Bonaire
- Use: National flag
- Proportion: 2∶3
- Adopted: 11 December 1981; 44 years ago
- Design: A large blue triangle and a smaller yellow triangle, separated by a white strip containing a black compass and a red six-pointed star.

= Flag of Bonaire =

Regional flag

The flag of Bonaire, adopted on 11 December 1981, represents the Dutch island in the Caribbean Netherlands. Bonaire commemorates Flag Day on September 6 annually, the traditional date Europeans first arrived on the island. The professional vexillologist Whitney Smith was involved in developing Bonaire's flag.

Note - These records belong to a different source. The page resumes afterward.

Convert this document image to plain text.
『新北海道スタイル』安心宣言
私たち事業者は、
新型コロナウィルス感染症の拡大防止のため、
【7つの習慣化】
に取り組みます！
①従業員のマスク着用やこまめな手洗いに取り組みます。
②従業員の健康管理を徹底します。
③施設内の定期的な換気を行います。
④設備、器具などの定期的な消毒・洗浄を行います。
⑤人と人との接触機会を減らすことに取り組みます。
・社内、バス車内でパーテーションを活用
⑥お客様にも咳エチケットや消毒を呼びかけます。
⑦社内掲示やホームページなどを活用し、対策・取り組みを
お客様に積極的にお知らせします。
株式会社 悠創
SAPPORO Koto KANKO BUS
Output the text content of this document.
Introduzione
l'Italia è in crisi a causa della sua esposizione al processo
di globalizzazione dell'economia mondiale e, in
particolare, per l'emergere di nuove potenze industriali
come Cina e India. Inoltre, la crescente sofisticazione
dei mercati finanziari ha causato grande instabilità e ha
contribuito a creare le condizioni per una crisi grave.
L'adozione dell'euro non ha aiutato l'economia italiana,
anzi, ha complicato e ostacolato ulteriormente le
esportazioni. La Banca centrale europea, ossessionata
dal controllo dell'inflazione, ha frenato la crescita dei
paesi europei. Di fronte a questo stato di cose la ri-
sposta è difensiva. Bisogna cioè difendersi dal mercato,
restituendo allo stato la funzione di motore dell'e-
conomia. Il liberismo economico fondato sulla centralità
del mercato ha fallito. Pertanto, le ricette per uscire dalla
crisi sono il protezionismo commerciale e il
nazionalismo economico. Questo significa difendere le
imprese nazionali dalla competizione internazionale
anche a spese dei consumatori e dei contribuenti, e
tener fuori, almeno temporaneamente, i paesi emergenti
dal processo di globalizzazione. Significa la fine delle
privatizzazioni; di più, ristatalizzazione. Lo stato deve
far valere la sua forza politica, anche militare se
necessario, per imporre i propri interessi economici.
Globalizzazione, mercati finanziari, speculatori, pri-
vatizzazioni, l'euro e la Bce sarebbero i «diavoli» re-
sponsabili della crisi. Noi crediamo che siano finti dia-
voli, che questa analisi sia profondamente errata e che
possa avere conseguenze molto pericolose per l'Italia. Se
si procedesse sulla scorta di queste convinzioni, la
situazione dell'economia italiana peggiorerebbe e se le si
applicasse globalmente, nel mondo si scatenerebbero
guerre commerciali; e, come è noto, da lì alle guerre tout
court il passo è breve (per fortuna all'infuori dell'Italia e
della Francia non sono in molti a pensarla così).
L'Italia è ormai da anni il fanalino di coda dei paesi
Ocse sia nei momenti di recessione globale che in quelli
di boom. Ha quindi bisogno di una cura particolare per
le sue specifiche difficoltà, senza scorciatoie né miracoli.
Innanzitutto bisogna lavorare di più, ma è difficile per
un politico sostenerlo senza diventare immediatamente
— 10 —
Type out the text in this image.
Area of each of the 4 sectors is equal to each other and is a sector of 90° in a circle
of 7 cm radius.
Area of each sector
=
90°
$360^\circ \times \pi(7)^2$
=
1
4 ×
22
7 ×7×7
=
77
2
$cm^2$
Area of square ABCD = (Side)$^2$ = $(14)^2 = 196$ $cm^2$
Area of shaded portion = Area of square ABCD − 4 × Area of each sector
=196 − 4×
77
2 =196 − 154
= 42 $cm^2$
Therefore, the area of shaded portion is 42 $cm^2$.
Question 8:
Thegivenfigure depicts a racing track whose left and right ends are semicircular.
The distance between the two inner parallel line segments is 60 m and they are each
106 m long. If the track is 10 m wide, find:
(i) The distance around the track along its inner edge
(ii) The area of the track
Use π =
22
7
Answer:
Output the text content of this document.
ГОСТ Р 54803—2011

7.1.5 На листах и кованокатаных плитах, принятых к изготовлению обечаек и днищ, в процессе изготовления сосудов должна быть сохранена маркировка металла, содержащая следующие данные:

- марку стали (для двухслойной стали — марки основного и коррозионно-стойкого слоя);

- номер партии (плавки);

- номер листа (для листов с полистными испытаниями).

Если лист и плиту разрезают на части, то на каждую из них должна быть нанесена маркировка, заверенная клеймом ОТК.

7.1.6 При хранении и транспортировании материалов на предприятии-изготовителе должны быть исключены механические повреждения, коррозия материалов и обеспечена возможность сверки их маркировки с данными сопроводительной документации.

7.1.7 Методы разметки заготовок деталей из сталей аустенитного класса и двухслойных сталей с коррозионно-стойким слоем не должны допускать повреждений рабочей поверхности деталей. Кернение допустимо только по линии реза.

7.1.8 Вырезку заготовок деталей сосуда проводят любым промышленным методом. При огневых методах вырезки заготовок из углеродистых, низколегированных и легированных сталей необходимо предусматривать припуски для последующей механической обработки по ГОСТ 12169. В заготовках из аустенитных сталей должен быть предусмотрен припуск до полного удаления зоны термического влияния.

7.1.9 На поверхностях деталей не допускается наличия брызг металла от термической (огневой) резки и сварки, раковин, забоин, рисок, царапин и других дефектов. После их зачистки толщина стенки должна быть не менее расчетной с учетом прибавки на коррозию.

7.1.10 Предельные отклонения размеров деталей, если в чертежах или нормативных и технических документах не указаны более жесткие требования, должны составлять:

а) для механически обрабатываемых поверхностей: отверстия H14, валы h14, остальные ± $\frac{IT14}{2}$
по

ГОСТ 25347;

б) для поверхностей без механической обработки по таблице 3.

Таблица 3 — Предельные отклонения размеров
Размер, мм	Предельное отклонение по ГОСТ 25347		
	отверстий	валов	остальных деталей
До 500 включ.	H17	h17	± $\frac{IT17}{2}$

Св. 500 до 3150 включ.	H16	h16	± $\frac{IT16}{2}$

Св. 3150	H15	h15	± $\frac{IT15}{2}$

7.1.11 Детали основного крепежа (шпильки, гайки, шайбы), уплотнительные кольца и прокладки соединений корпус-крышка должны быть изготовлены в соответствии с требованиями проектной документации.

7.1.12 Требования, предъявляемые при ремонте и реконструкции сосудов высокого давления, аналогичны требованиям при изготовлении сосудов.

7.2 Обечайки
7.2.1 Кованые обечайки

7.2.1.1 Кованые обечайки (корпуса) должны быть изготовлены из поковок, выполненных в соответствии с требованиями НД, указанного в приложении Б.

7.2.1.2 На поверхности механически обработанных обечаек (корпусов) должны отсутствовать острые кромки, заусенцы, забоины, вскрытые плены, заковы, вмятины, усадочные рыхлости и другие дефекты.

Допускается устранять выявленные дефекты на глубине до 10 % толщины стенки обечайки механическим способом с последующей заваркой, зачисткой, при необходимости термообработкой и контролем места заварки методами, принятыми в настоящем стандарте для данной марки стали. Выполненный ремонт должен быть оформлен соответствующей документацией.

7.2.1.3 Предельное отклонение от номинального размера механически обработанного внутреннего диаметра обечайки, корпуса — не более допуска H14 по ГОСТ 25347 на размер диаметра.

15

The flag has a large dark blue band in the lower right corner and a smaller yellow band in the upper left corner. The dark blue and yellow bands represent the sea and sun respectively while the dividing white strip represents the sky. The yellow band was formerly red as a reference to the Dutch flag, but was changed at some point to avoid having two separated sections of red (from the star). The coloured bands are separated by a white strip, inside of which is a black compass and a red six-pointed star.

The black compass represents the population of Bonaire as a seafaring people, and the arrows adjusting it symbolises equality in the four cardinal directions of the compass. The red six-pointed star represents the original six villages of Bonaire: Antriol, Nikiboko, Nort Saliña, Playa, Rincon and Tera Korá.